Men do the same. Often they don’t divorce until they think it’s really worth it, as they know they’ll be taken to the cleaners/have to go through a load of aggro.

Does it make him selfish? Probably, but I don’t see why it makes him ‘intellectually unintelligent’.

Edited

An even split of assets is not “taken to the cleaners”. If that was the case the divorce gap would be the reverse of what it is.

JHound · 03/11/2025 16:49

MidnightMeltdown · 03/11/2025 16:13

Maybe he’s genuinely not happy in his marriage and is willing to leave? Not usual. Many couples stay together out of convenience after the love has gone. You see it all the time on MN. Woman no longer loves DH but stays for x, y, z reason (often related to finances).

Men do the same. Often they don’t divorce until they think it’s really worth it, as they know they’ll be taken to the cleaners/have to go through a load of aggro.
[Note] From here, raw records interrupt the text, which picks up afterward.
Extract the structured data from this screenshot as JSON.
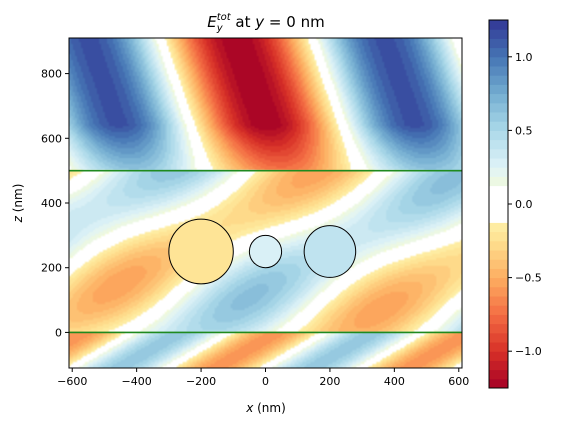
{
  "chart_data": {
    "type": "heatmap",
    "title": {
      "base": "E",
      "sub": "y",
      "sup": "tot",
      "rest_pre": " at ",
      "var": "y",
      "rest_post": " = 0 nm"
    },
    "xlabel": {
      "var": "x",
      "unit": " (nm)"
    },
    "ylabel": {
      "var": "z",
      "unit": " (nm)"
    },
    "xlim": [
      -610,
      610
    ],
    "ylim": [
      -110,
      910
    ],
    "x_ticks": [
      -600,
      -400,
      -200,
      0,
      200,
      400,
      600
    ],
    "y_ticks": [
      0,
      200,
      400,
      600,
      800
    ],
    "colorbar": {
      "range": [
        -1.25,
        1.25
      ],
      "ticks": [
        -1.0,
        -0.5,
        0.0,
        0.5,
        1.0
      ],
      "tick_labels": [
        "−1.0",
        "−0.5",
        "0.0",
        "0.5",
        "1.0"
      ],
      "colormap": "RdYlBu",
      "levels": 40
    },
    "interfaces_z": [
      0,
      500
    ],
    "interface_color": "#1f8a1f",
    "circles": [
      {
        "cx": -200,
        "cz": 250,
        "r": 100
      },
      {
        "cx": 0,
        "cz": 250,
        "r": 50
      },
      {
        "cx": 200,
        "cz": 250,
        "r": 80
      }
    ],
    "field_regions": {
      "top": {
        "z_range": [
          500,
          910
        ],
        "pattern": "standing",
        "period_x": 920,
        "amplitude": 1.2,
        "max_center": [
          -480,
          640
        ],
        "min_center": [
          0,
          660
        ]
      },
      "middle": {
        "z_range": [
          0,
          500
        ],
        "pattern": "oblique_stripes",
        "amplitude": 0.6
      },
      "bottom": {
        "z_range": [
          -110,
          0
        ],
        "pattern": "oblique_stripes",
        "amplitude": 0.7
      }
    }
  }
}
Does it make him selfish? Probably, but I don’t see why it makes him ‘intellectually unintelligent’.

Edited

An even split of assets is not “taken to the cleaners”. If that was the case the divorce gap would be the reverse of what it is.

PixieandMe · 03/11/2025 16:51

’told me he really thinks we might have a future. I have told him we may, or we may not.’

Don’t even tell him that, it’ll give him hope and inflate his ego!

He’s just trying to sweet talk you into bed.